5/10
Insane trailer, OK movie
27 October 2018
Warning: Spoilers
Nathan H. Juran directed plenty of films, but we probably know him best for Attack of the 50 Foot Woman, The Deadly Mantis, 20 Million Miles to Earth and The 7th Voyage of Sinbad. Becca and I had seen the trailer for years, but this was one of those films that you could only find on the grey market until Shout! Factory released it this year.

Robert Bridgestone (who starred in Juran's aforementioned Sinbad film) is a divorced dad who tries to bond with his son, Richie, by taking him on a camping trip.

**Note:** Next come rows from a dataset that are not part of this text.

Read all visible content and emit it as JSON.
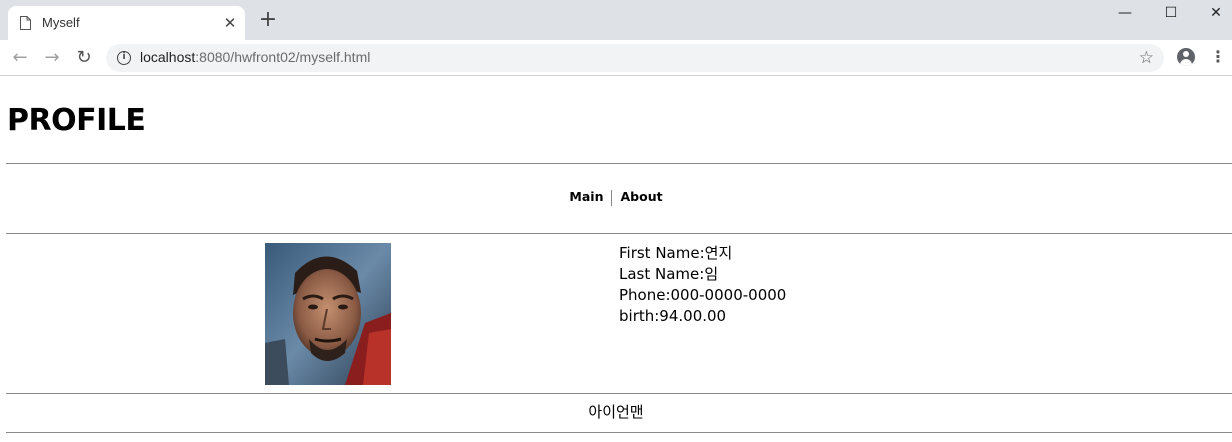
{
  "browser": {
    "tab_title": "Myself",
    "tab_close_glyph": "✕",
    "new_tab_glyph": "+",
    "window_controls": {
      "minimize": "—",
      "maximize": "☐",
      "close": "✕"
    },
    "nav": {
      "back": "←",
      "forward": "→",
      "reload": "↻"
    },
    "url_host": "localhost",
    "url_rest": ":8080/hwfront02/myself.html",
    "star_glyph": "☆",
    "menu_glyph": "⋮",
    "info_glyph": "i"
  },
  "page": {
    "title": "PROFILE",
    "nav": [
      {
        "label": "Main"
      },
      {
        "label": "About"
      }
    ],
    "profile": {
      "first_name": "First Name:연지",
      "last_name": "Last Name:임",
      "phone": "Phone:000-0000-0000",
      "birth": "birth:94.00.00"
    },
    "caption": "아이언맨"
  },
  "colors": {
    "tabstrip": "#dee1e6",
    "omnibox": "#f1f3f4",
    "divider": "#8a8a8a"
  },
  "icons": {
    "tab_favicon": "page-icon",
    "info": "info-icon",
    "bookmark": "star-icon",
    "account": "account-icon",
    "menu": "kebab-menu-icon"
  }
}
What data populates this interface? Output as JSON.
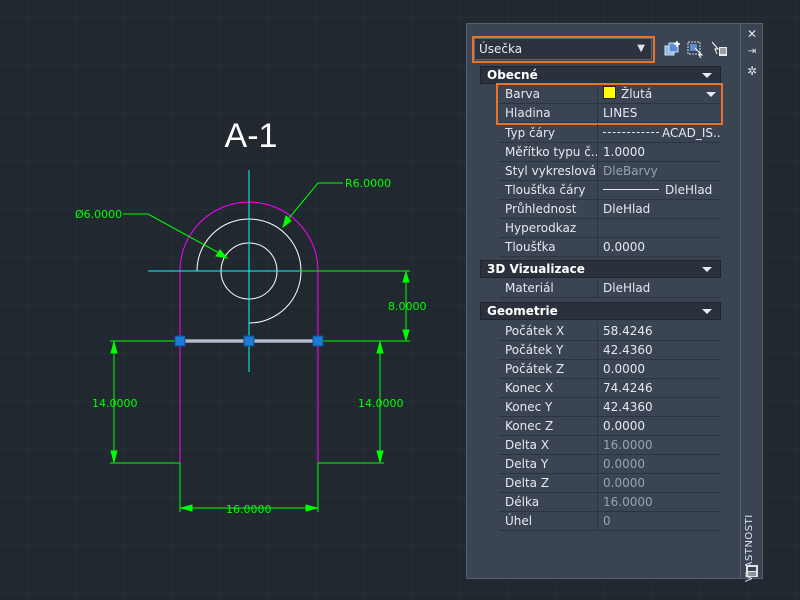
{
  "drawing": {
    "title": "A-1",
    "dimensions": {
      "radius": "R6.0000",
      "diameter": "Ø6.0000",
      "height_right": "8.0000",
      "left_height": "14.0000",
      "right_height": "14.0000",
      "bottom_width": "16.0000"
    }
  },
  "palette": {
    "object_type": "Úsečka",
    "side_title": "VLASTNOSTI",
    "sections": {
      "general": "Obecné",
      "vis3d": "3D Vizualizace",
      "geometry": "Geometrie"
    },
    "general": {
      "color": {
        "label": "Barva",
        "value": "Žlutá",
        "swatch": "#ffff00"
      },
      "layer": {
        "label": "Hladina",
        "value": "LINES"
      },
      "linetype": {
        "label": "Typ čáry",
        "value": "ACAD_IS..."
      },
      "ltscale": {
        "label": "Měřítko typu č...",
        "value": "1.0000"
      },
      "plotstyle": {
        "label": "Styl vykreslování",
        "value": "DleBarvy"
      },
      "lineweight": {
        "label": "Tloušťka čáry",
        "value": "DleHlad"
      },
      "transparency": {
        "label": "Průhlednost",
        "value": "DleHlad"
      },
      "hyperlink": {
        "label": "Hyperodkaz",
        "value": ""
      },
      "thickness": {
        "label": "Tloušťka",
        "value": "0.0000"
      }
    },
    "vis3d": {
      "material": {
        "label": "Materiál",
        "value": "DleHlad"
      }
    },
    "geometry": {
      "start_x": {
        "label": "Počátek X",
        "value": "58.4246"
      },
      "start_y": {
        "label": "Počátek Y",
        "value": "42.4360"
      },
      "start_z": {
        "label": "Počátek Z",
        "value": "0.0000"
      },
      "end_x": {
        "label": "Konec X",
        "value": "74.4246"
      },
      "end_y": {
        "label": "Konec Y",
        "value": "42.4360"
      },
      "end_z": {
        "label": "Konec Z",
        "value": "0.0000"
      },
      "delta_x": {
        "label": "Delta X",
        "value": "16.0000"
      },
      "delta_y": {
        "label": "Delta Y",
        "value": "0.0000"
      },
      "delta_z": {
        "label": "Delta Z",
        "value": "0.0000"
      },
      "length": {
        "label": "Délka",
        "value": "16.0000"
      },
      "angle": {
        "label": "Úhel",
        "value": "0"
      }
    }
  },
  "colors": {
    "dimension": "#00ff00",
    "outline": "#ff00ff",
    "centerline": "#00ffff",
    "highlight": "#e8742a",
    "grip": "#1e7bd6"
  }
}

On a midnight hike, the men are attacked by a werewolf, but Robert is able to toss it into a ravine where it's revealed to be a human, impaled on a wooden fence. The sheriff and Robert are happy with the conclusion that the man was simply a drifter, but Richie isn't so sure. And since his father was bitten in the attack, he's worried about what will happen next.

Sandy, Robert's ex-wife, insists that father and son go to counseling together, because Richie has become obsessed with lycanthropes. The psychiatrist (George Gaynes, Commandant Eric Lassard from the Police Academy series) believes that Richie has invented the werewolf story as he can't deal with the knowledge that his father has killed another man. He suggests they go back to the camp, an act he believes will stop Richie's fixation with werewolves.

As they return to the cabin, Robert finds himself in great pain and transforms into a werewolf that chases Richie - who has no idea that the beast is his father - across a highway. The werewolf attacks and massacres a driver while Richie hides with two newlyweds who are camping. Finding his father missing, Richie stays with the couple, but when Robert comes to get him in the morning, he's ill-tempered and not about to listen to his son's werewolf shenanigans.

The next night, Robert changes into a beast again, but Richie has already found a hiding space. No worries - the werewolf will kill the newlyweds instead, shoving their camper down a hill, then mutilating their bodies and decapitating them. Richie emerges just in time to see his father go from wolf back to man. As they drive back home, Richie grills his father, who doesn't take kindly to it. When they get back to his mother's house, he runs, telling her he doesn't want to be alone with a monster.

After another visit to the psychiatrist, its determined that between the divorce and murders, Richie sees his father as a beast. The film would be much more interesting here were there any doubt as to whether Robert was the werewolf. But no - instead the entire family is put into harm's way. Too bad they didn't see the headline of today's paper: Local Psychiatrist Murdered.

As the estranged family heads out to camp, they run across a hippie commune. Sandy enters their circle of power that wards away evil spirits, but when Robert tries to join her, he is stopped dead in his tracks.

Back at the cabin, that whole 1970's liberated women need men and were all wrong for divorcing their spouses paradigm rears its ugly head. Sandy confesses how much she missed Robert, who starts transforming into a wolf.

Robert finds Richie in the shed and begs his son to lock him in. Sandy barges in, only to nearly be killed. They escape to the sheriff's office, but no one will believe Richie. Even now. I mean, he may be the most annoying kid ever, but his logic is starting to add up.

Even after he attacks the hippies, they pray for his soul and watch him transform. That night, he rises again and a search party - read that as mob of angry townsfolk - give chase. The wolf grabs Richie and bites him on the arm before he's shot and stumbles onto a stake in the ground, which pierces his heart.

Everyone is shocked as the werewolf reveals his true form: Robert. But Sandy is more concerned that her son is now a werewolf, thanks to his father's bite.

The Boy Who Cried Werewolf can't live up to the manic trailer that sold it to me. But it's still an enjoyable yarn, mixing end of the 20th century problems - divorce and hippies, man - with the traditional werewolf mythos.